(Seoul=Yonhap Infomax) The Seoul bond market is expected to remain cautious on the eve of the November Monetary Policy Committee (MPC) meeting.
This week, which coincides with the MPC schedule, has seen a clear pattern of early strength followed by weakness. Two days ago, the market turned bearish, and yesterday, gains were halved, reflecting heightened caution.
Today is likely to see a similar atmosphere, with foreign investor activity and an emergency press briefing by currency authorities emerging as key variables.
Deputy Prime Minister and Minister of Economy and Finance Koo Yun-cheol is scheduled to hold a press briefing at 10:00 AM KST.
Koo is expected to address recent economic developments, including the foreign exchange market, and deliver a message on stabilizing the won.
Notably, this briefing was arranged abruptly just a day in advance, underscoring the authorities’ serious monitoring of current won levels and volatility.
Earlier this week, it was reported that the Ministry of Economy and Finance, Bank of Korea, other currency authorities, the Ministry of Health and Welfare, and the National Pension Service would activate a four-party consultative body to stabilize the FX market. With another stabilization message set to follow within a day, market attention on the won is intensifying.
Market participants widely expect the MPC to adopt a hawkish stance in line with the authorities’ focus on currency stability. However, some suggest that strong FX intervention could actually give the MPC more policy flexibility.
For now, the market is likely to continue pricing in expectations ahead of tomorrow’s MPC meeting, following confirmation of Koo’s emergency briefing.
Overnight, the global dollar weakened on hopes for a ceasefire in Ukraine. The dollar index (DXY), which measures the greenback against six major currencies, fell below the 100 mark.
The US Treasury market focused on foreign media reports that Kevin Hassett, White House National Economic Council (NEC) member, is a leading candidate for the next Federal Reserve (Fed) chair, with the December Federal Open Market Committee (FOMC) meeting just two weeks away.
Hassett is seen by President Donald Trump’s close aides as someone who could deliver the rate cuts Trump desires from the Fed.
With expectations for a December FOMC rate cut rising since last weekend, these reports fueled a fourth consecutive session of gains in US Treasuries.
Additionally, major US economic indicators all came in weaker than expected.
According to ADP, a private employment data provider, US preliminary private employment fell by an average of 13,500 per week over the four weeks ending November 8, widening from the previous week’s 7,500 drop and marking a third straight week of declines.
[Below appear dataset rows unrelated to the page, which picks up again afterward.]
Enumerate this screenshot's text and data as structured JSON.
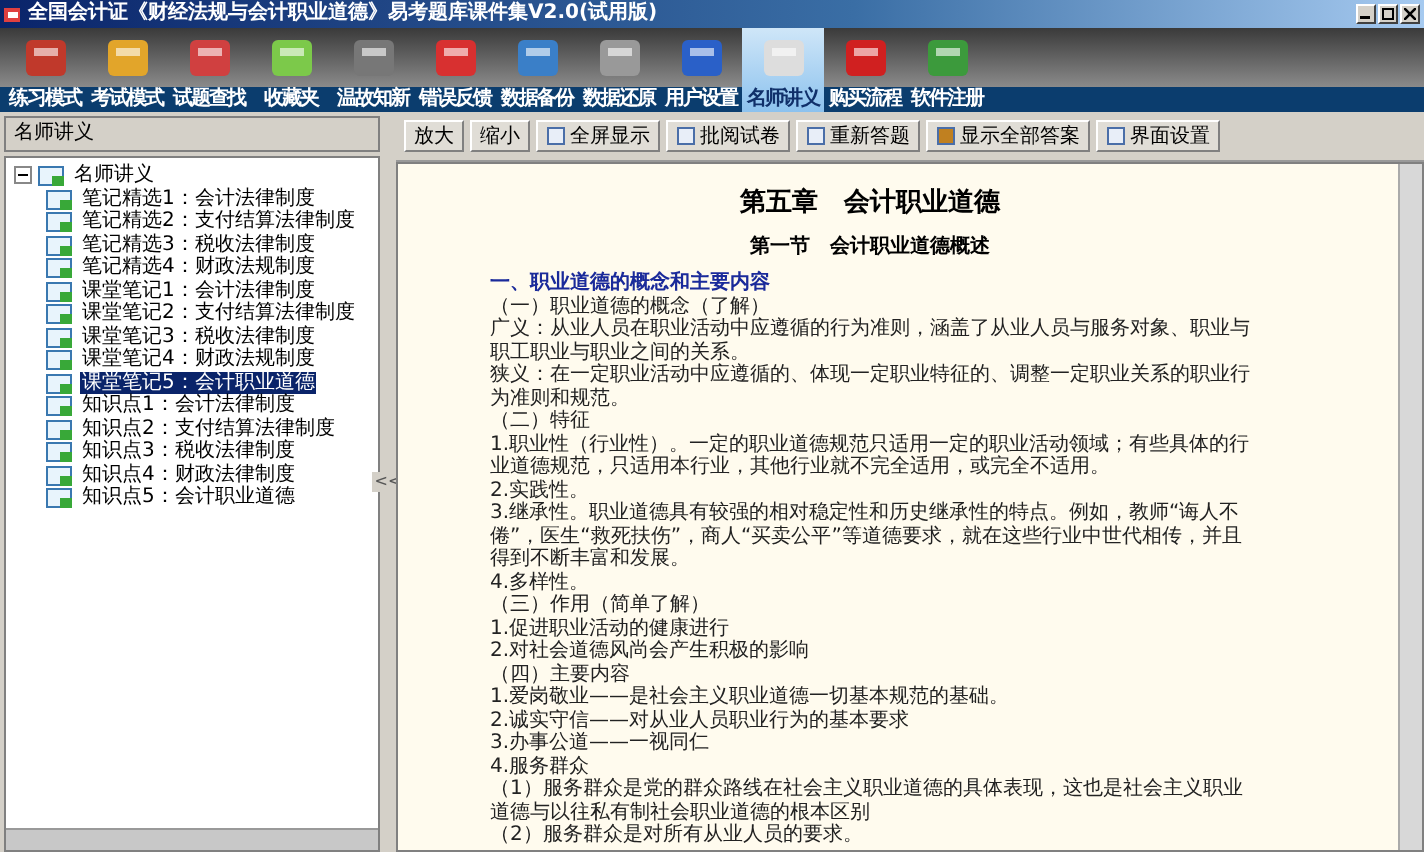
{
  "window": {
    "title": "全国会计证《财经法规与会计职业道德》易考题库课件集V2.0(试用版)"
  },
  "toolbar": [
    {
      "label": "练习模式",
      "selected": false
    },
    {
      "label": "考试模式",
      "selected": false
    },
    {
      "label": "试题查找",
      "selected": false
    },
    {
      "label": "收藏夹",
      "selected": false
    },
    {
      "label": "温故知新",
      "selected": false
    },
    {
      "label": "错误反馈",
      "selected": false
    },
    {
      "label": "数据备份",
      "selected": false
    },
    {
      "label": "数据还原",
      "selected": false
    },
    {
      "label": "用户设置",
      "selected": false
    },
    {
      "label": "名师讲义",
      "selected": true
    },
    {
      "label": "购买流程",
      "selected": false
    },
    {
      "label": "软件注册",
      "selected": false
    }
  ],
  "sidebar": {
    "title": "名师讲义",
    "splitter": "<<",
    "tree": [
      {
        "label": "名师讲义",
        "expanded": true,
        "selected": false,
        "children": [
          {
            "label": "笔记精选1：会计法律制度",
            "selected": false
          },
          {
            "label": "笔记精选2：支付结算法律制度",
            "selected": false
          },
          {
            "label": "笔记精选3：税收法律制度",
            "selected": false
          },
          {
            "label": "笔记精选4：财政法规制度",
            "selected": false
          },
          {
            "label": "课堂笔记1：会计法律制度",
            "selected": false
          },
          {
            "label": "课堂笔记2：支付结算法律制度",
            "selected": false
          },
          {
            "label": "课堂笔记3：税收法律制度",
            "selected": false
          },
          {
            "label": "课堂笔记4：财政法规制度",
            "selected": false
          },
          {
            "label": "课堂笔记5：会计职业道德",
            "selected": true
          },
          {
            "label": "知识点1：会计法律制度",
            "selected": false
          },
          {
            "label": "知识点2：支付结算法律制度",
            "selected": false
          },
          {
            "label": "知识点3：税收法律制度",
            "selected": false
          },
          {
            "label": "知识点4：财政法律制度",
            "selected": false
          },
          {
            "label": "知识点5：会计职业道德",
            "selected": false
          }
        ]
      }
    ]
  },
  "viewer_toolbar": [
    {
      "label": "放大",
      "kind": "text"
    },
    {
      "label": "缩小",
      "kind": "text"
    },
    {
      "label": "全屏显示",
      "kind": "fullscreen"
    },
    {
      "label": "批阅试卷",
      "kind": "grade"
    },
    {
      "label": "重新答题",
      "kind": "redo"
    },
    {
      "label": "显示全部答案",
      "kind": "answers"
    },
    {
      "label": "界面设置",
      "kind": "settings"
    }
  ],
  "document": [
    {
      "kind": "chapter",
      "text": "第五章　会计职业道德"
    },
    {
      "kind": "section",
      "text": "第一节　会计职业道德概述"
    },
    {
      "kind": "heading",
      "text": "一、职业道德的概念和主要内容"
    },
    {
      "kind": "text",
      "text": "（一）职业道德的概念（了解）"
    },
    {
      "kind": "text",
      "text": "广义：从业人员在职业活动中应遵循的行为准则，涵盖了从业人员与服务对象、职业与职工职业与职业之间的关系。"
    },
    {
      "kind": "text",
      "text": "狭义：在一定职业活动中应遵循的、体现一定职业特征的、调整一定职业关系的职业行为准则和规范。"
    },
    {
      "kind": "text",
      "text": "（二）特征"
    },
    {
      "kind": "text",
      "text": "1.职业性（行业性）。一定的职业道德规范只适用一定的职业活动领域；有些具体的行业道德规范，只适用本行业，其他行业就不完全适用，或完全不适用。"
    },
    {
      "kind": "text",
      "text": "2.实践性。"
    },
    {
      "kind": "text",
      "text": "3.继承性。职业道德具有较强的相对稳定性和历史继承性的特点。例如，教师“诲人不倦”，医生“救死扶伤”，商人“买卖公平”等道德要求，就在这些行业中世代相传，并且得到不断丰富和发展。"
    },
    {
      "kind": "text",
      "text": "4.多样性。"
    },
    {
      "kind": "text",
      "text": "（三）作用（简单了解）"
    },
    {
      "kind": "text",
      "text": "1.促进职业活动的健康进行"
    },
    {
      "kind": "text",
      "text": "2.对社会道德风尚会产生积极的影响"
    },
    {
      "kind": "text",
      "text": "（四）主要内容"
    },
    {
      "kind": "text",
      "text": "1.爱岗敬业——是社会主义职业道德一切基本规范的基础。"
    },
    {
      "kind": "text",
      "text": "2.诚实守信——对从业人员职业行为的基本要求"
    },
    {
      "kind": "text",
      "text": "3.办事公道——一视同仁"
    },
    {
      "kind": "text",
      "text": "4.服务群众"
    },
    {
      "kind": "text",
      "text": "（1）服务群众是党的群众路线在社会主义职业道德的具体表现，这也是社会主义职业道德与以往私有制社会职业道德的根本区别"
    },
    {
      "kind": "text",
      "text": "（2）服务群众是对所有从业人员的要求。"
    }
  ]
}
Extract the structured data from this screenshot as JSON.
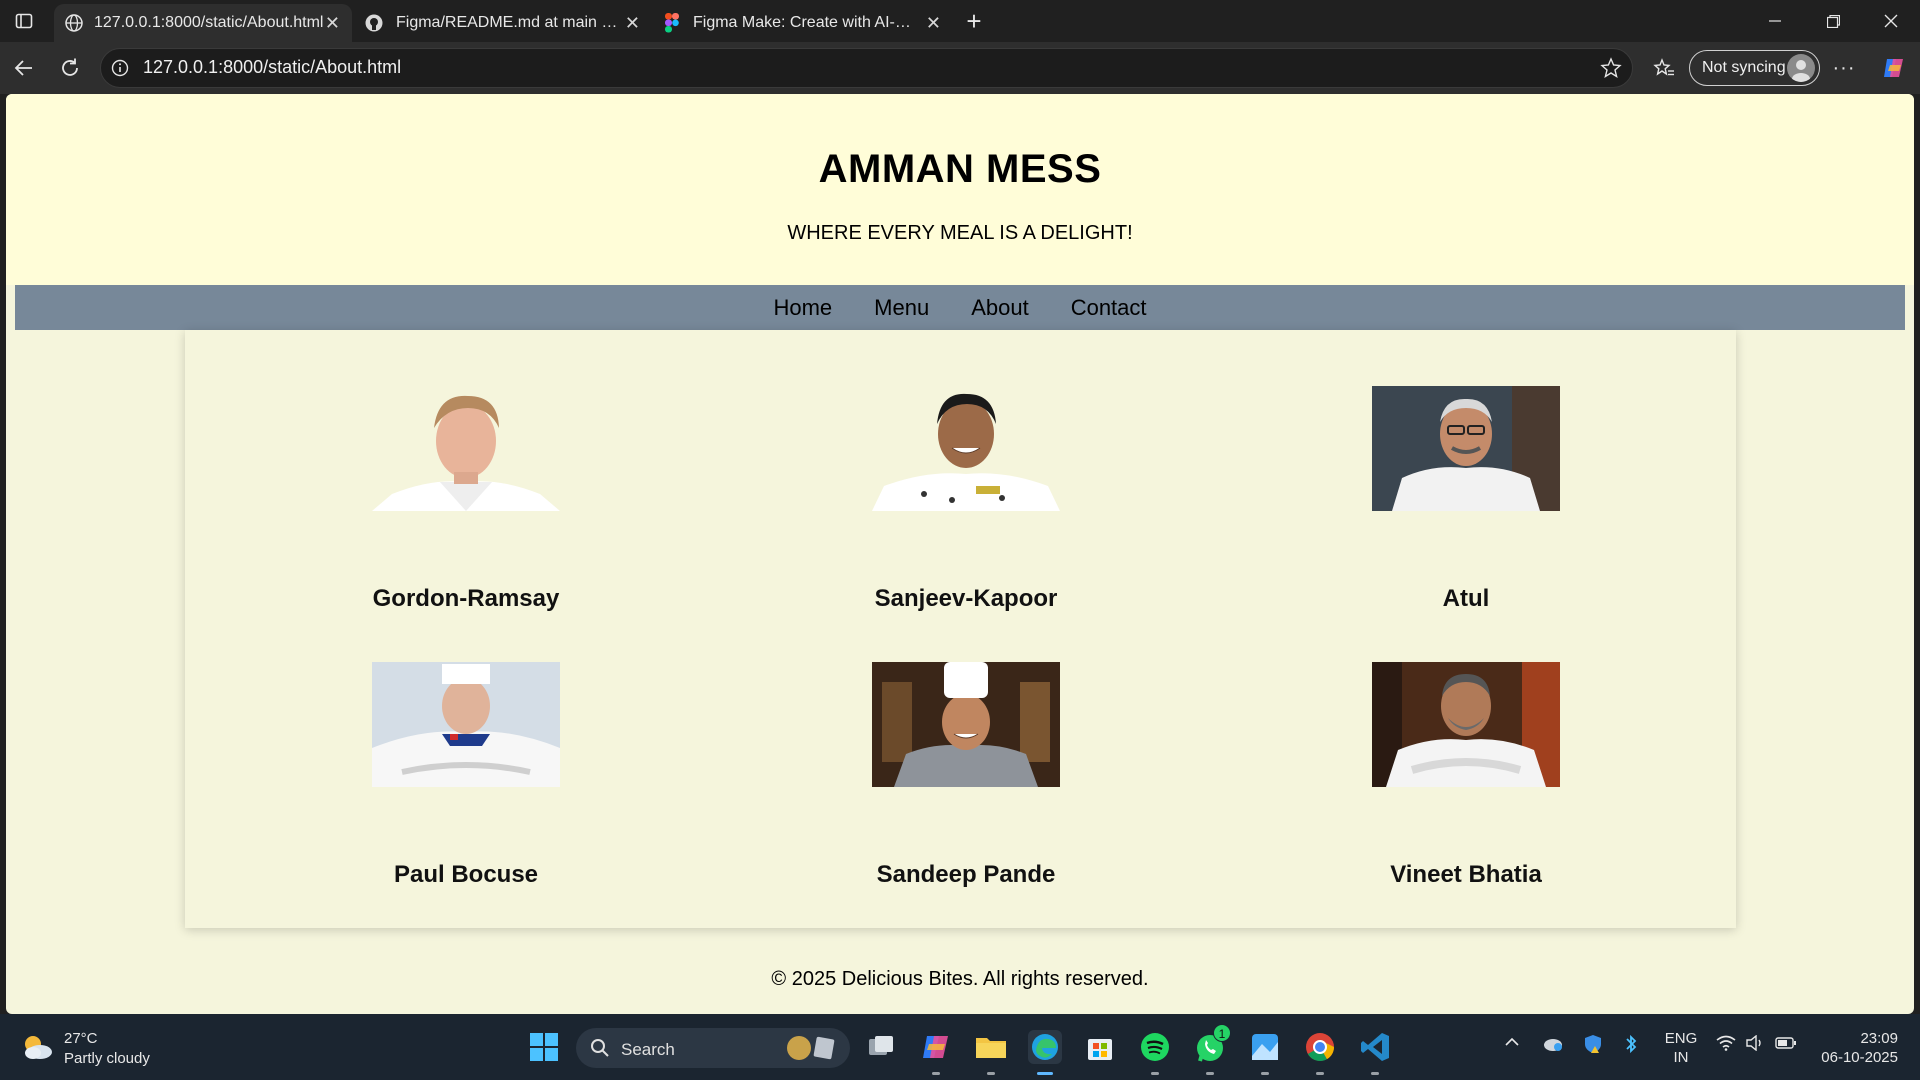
{
  "browser": {
    "tabs": [
      {
        "title": "127.0.0.1:8000/static/About.html",
        "active": true,
        "icon": "globe-icon"
      },
      {
        "title": "Figma/README.md at main · udh",
        "active": false,
        "icon": "github-icon"
      },
      {
        "title": "Figma Make: Create with AI-Powe",
        "active": false,
        "icon": "figma-icon"
      }
    ],
    "address": "127.0.0.1:8000/static/About.html",
    "profile_label": "Not syncing"
  },
  "site": {
    "title": "AMMAN MESS",
    "tagline": "WHERE EVERY MEAL IS A DELIGHT!",
    "nav": [
      "Home",
      "Menu",
      "About",
      "Contact"
    ],
    "chefs": [
      {
        "name": "Gordon-Ramsay"
      },
      {
        "name": "Sanjeev-Kapoor"
      },
      {
        "name": "Atul"
      },
      {
        "name": "Paul Bocuse"
      },
      {
        "name": "Sandeep Pande"
      },
      {
        "name": "Vineet Bhatia"
      }
    ],
    "footer": "© 2025 Delicious Bites. All rights reserved."
  },
  "taskbar": {
    "weather_temp": "27°C",
    "weather_condition": "Partly cloudy",
    "search_label": "Search",
    "whatsapp_badge": "1",
    "lang_top": "ENG",
    "lang_bottom": "IN",
    "time": "23:09",
    "date": "06-10-2025"
  },
  "colors": {
    "header_bg": "#fffdd8",
    "nav_bg": "#778899",
    "page_bg": "#f5f5dc"
  }
}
Meanwhile, US Department of Commerce data showed September retail sales rose 0.2% month-on-month, slowing from August’s 0.6% and missing market expectations of 0.4%.
Core retail sales (control group) fell 0.1% month-on-month, the first negative print since April.
The US Department of Labor reported that the September Producer Price Index (PPI) rose 0.3% month-on-month, in line with expectations. Core PPI rose 0.1%, below the 0.2% consensus.
Reflecting these developments, the previous session saw the US 2-year Treasury yield fall 3.0 basis points to 3.4690%, while the 10-year yield dropped 2.9 basis points to 3.9980%. The 10-year yield closed below 4% for the first time since October 28 (3.9780%).
Over the past four sessions, the US 10-year Treasury yield has fallen more than 14 basis points, while the Korean 10-year government bond yield declined by just over 2 basis points.
Following the November MPC meeting, the influence of global trends and foreign investors is expected to increase toward year-end and early next year, with potential for further outperformance relative to global peers.